At a recent conference, Stofega said he heard that LTE phones will sell well in Africa in the next year, "but even they don't make up the volumes needed."

Overall, there is smartphone growth, albeit slower than in recent years, so smartphone makers are not about to walk away. But U.S. sales in the last quarter of 2015 were down 6%.

At Mobile World Congress in late February, LG Electronics officials were especially candid about the need to find new strategies to sell smartphones. Two years ago, LG said it knew there would be a plateau in smartphone popularity so it launched the G5 smartphone with a modular design, and heavily marketed the phone in the U.S.

Even Apple is feeling the impact of customers' putting off smartphone upgrades more often than they once did. Brokerage firm BTIG last week cut its estimates for iPhone sales through 2017, based on long upgrade cycles, and indicated that structural changes are underway for the market.

"Upgrade rates [for all smartphones] were lower than we expected in the fourth quarter and driving even lower in the March quarter," wrote BTIG analyst Walter Piecyk.

Unlike Samsung and LG, and certainly Apple, HTC is not expected to launch a major marketing campaign with its new HTC 10.

"HTC still has some of the best designs out there today, but they don't have the necessary marketing budget to go out there and push and don't spend — or can't spend," Stofega said. "I've always been a fan of their designs. They have always been spot on."

Carolina Milanesi, an analyst at Creative Strategies, added that the HTC 10 is "good-looking, but it's not the only one that is." She said its primary market will be loyal HTC fans who are upgrading from an HTC M7 or M8.

Before 2012, HTC was considered a smartphone market leader, but "the market grew up so quickly around it that new competitors were able to quickly gain scale," said TBR's Narcotta. "HTC misfired when it mattered most by changing its strategy [to lower-priced devices] when Samsung and Apple were competing in the premium space, only to change it back again when Samsung's smartphone business began to slow down."

HTC's biggest hope may dwell in markets not directly related to smartphones, like its Vive VR and recently announced partnerships with Under Armour and IBM Watson.

HTC in January announced UA Healthbox with Under Armour, a $400 product with a wristband, scale and heart rate monitor for fitness tracking. (Even though the word "health" appears in the name, it is not sold as a federally regulated healthcare product, and is instead intended as a fitness product.)

IBM Watson will add artificial intelligence to Healthbox features through the UA Record App, which acts as a fitness trainer, coach and consultant. The app will rely on a database kept by Watson of 160 million Under Armour app users, medical research and more.

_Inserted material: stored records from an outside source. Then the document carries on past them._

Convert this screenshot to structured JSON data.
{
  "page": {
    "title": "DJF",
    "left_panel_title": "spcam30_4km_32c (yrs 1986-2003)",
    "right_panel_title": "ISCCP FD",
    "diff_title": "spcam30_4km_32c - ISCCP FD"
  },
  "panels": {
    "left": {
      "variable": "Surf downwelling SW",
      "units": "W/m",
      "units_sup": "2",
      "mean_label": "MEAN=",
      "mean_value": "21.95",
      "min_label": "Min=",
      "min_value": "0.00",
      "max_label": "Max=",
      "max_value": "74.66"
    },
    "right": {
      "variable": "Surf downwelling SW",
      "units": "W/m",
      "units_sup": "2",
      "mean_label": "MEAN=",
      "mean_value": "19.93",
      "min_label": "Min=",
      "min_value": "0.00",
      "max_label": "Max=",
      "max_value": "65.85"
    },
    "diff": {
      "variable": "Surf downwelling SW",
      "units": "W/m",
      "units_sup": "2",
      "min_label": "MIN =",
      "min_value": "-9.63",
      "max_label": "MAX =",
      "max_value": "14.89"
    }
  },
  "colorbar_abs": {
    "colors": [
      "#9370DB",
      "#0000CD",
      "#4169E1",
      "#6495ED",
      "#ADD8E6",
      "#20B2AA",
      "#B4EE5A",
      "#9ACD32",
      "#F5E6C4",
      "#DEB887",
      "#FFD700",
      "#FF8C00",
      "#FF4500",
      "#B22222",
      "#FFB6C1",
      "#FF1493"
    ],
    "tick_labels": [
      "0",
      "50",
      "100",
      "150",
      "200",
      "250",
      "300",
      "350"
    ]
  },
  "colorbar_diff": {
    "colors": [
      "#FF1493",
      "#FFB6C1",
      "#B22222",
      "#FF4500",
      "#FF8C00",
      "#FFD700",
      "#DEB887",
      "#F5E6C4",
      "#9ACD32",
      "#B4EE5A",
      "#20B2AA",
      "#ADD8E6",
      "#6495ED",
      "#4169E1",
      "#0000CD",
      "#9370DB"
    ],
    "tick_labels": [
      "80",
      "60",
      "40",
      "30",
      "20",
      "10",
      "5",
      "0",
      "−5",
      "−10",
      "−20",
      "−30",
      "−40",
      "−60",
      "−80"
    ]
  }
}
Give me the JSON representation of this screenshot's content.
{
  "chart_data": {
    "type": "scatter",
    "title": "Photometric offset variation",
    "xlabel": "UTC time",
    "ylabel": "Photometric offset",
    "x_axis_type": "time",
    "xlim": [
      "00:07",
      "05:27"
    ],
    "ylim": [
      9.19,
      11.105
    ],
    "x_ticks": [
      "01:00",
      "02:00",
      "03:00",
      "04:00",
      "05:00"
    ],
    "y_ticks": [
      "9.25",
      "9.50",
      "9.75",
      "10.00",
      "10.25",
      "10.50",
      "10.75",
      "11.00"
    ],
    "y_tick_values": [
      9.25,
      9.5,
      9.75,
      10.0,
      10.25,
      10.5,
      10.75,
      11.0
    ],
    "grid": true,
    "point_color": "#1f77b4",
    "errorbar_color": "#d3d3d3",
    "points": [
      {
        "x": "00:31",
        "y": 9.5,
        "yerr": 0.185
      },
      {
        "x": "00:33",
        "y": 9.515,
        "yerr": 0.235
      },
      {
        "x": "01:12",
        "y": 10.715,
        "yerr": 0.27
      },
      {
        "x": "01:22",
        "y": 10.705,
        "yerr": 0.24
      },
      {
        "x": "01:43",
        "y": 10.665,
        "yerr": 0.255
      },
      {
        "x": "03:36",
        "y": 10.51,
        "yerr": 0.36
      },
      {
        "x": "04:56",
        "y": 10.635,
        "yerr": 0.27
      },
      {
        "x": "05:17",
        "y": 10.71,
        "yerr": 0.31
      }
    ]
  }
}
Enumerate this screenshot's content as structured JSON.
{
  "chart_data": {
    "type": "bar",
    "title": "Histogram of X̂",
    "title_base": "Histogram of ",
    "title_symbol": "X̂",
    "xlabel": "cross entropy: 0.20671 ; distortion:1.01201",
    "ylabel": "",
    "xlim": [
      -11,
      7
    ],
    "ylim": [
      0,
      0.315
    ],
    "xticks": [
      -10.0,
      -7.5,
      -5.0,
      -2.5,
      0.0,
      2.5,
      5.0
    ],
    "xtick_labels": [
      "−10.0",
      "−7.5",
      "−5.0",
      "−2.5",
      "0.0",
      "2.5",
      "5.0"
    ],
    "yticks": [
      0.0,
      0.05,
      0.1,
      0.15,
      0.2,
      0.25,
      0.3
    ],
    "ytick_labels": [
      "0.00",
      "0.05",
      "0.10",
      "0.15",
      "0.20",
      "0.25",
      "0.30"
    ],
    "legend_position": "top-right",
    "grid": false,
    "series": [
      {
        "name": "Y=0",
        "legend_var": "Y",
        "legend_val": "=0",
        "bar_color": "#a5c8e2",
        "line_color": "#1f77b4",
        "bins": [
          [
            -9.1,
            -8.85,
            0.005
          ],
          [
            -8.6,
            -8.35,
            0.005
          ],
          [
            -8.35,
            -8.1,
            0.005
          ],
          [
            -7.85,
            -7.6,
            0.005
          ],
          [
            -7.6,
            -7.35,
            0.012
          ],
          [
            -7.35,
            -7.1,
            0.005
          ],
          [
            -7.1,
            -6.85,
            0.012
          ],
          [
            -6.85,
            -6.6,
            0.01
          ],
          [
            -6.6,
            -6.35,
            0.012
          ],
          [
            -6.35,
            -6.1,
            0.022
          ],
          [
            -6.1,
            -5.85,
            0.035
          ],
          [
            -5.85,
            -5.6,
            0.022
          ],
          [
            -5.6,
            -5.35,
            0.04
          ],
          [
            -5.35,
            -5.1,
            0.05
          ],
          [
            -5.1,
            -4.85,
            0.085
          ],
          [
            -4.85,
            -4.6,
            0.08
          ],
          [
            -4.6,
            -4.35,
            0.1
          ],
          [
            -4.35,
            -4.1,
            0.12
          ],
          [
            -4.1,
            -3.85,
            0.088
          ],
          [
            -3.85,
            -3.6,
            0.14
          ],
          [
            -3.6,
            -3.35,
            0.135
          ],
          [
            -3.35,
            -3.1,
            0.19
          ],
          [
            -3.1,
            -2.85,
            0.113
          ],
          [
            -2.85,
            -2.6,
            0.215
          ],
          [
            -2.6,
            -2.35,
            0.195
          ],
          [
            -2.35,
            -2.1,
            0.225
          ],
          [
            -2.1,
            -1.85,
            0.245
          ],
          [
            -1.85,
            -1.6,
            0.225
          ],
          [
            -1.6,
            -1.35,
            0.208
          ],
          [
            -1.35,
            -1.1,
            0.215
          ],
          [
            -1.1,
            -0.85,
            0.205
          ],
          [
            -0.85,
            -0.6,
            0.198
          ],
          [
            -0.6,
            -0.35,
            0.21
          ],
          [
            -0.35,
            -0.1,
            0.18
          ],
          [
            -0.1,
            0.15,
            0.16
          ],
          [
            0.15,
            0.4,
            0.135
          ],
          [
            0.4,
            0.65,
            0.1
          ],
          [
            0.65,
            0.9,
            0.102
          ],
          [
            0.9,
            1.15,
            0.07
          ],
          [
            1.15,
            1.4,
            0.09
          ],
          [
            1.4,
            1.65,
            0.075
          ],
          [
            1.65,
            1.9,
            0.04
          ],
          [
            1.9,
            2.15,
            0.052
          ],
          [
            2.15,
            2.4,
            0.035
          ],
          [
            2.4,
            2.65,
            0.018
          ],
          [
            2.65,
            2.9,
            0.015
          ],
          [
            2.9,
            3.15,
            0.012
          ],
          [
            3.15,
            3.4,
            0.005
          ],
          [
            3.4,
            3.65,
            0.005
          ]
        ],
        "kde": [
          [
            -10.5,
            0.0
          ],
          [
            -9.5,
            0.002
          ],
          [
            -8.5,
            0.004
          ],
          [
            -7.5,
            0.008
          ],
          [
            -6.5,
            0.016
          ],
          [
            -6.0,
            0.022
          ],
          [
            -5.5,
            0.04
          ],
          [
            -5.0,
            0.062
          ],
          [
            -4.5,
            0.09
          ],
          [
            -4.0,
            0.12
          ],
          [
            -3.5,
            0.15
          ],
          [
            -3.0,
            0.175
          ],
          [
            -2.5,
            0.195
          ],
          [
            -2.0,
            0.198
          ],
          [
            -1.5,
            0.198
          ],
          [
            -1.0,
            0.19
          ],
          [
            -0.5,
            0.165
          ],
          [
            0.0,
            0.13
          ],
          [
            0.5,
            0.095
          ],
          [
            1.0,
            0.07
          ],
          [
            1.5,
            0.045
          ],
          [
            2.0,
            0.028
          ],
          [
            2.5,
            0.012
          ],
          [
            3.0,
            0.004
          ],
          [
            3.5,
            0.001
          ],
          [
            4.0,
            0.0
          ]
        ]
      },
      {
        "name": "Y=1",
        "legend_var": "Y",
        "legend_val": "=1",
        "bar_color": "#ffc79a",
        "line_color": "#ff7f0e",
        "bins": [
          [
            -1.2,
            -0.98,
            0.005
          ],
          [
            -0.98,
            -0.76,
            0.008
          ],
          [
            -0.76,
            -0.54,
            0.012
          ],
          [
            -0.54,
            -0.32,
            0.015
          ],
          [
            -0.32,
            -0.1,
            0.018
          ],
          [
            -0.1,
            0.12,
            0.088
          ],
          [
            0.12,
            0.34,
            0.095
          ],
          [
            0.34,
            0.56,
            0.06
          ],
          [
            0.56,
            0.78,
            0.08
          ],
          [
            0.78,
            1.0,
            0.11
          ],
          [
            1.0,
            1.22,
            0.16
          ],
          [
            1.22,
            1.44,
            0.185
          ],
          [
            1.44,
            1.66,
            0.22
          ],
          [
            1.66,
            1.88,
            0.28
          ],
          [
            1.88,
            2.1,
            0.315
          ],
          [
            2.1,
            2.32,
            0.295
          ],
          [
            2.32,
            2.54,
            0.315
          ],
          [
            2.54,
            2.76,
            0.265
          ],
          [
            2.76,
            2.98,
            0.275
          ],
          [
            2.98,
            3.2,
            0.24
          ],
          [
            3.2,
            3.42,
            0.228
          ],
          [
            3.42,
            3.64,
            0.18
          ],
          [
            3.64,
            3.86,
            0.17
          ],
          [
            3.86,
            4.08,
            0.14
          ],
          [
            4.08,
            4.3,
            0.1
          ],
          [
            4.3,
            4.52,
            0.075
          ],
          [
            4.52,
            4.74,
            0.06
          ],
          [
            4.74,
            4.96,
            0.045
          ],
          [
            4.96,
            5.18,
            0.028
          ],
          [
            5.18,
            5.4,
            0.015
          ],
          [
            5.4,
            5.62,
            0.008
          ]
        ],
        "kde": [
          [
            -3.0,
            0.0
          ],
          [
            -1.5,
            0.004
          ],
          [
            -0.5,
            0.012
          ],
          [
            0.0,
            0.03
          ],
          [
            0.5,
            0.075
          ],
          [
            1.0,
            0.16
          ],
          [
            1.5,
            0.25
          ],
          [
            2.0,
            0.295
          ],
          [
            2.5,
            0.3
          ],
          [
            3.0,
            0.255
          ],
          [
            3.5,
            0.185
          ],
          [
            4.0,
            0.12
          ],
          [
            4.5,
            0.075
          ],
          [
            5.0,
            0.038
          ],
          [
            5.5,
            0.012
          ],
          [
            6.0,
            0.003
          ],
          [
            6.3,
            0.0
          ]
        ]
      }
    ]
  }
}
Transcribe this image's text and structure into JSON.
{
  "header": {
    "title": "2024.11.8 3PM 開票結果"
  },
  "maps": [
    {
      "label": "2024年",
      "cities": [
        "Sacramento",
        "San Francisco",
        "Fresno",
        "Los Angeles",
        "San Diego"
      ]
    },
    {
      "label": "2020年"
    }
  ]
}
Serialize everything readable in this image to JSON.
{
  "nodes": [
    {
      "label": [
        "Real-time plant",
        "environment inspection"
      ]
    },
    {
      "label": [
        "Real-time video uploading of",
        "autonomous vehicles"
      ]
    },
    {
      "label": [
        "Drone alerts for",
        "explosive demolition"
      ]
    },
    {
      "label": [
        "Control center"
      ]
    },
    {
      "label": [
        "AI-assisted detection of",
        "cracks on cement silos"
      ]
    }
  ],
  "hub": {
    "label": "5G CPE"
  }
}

"Vive VR is relevant to HTC's future because VR is the next step towards how people interface with the world," said Gartner analyst Tuong Nguyen. "IBM Watson makes the fitness app even cooler, and that's an example of where the handset companies need to go with services, where a fitness apps links you to other parts of your life."

Nguyen said Vive and Healthbox will matter more to HTC's future than the HTC 10. "Regardless of the HTC 10 device or its hardware features or the brand and vendor behind it, it will be hard to sell."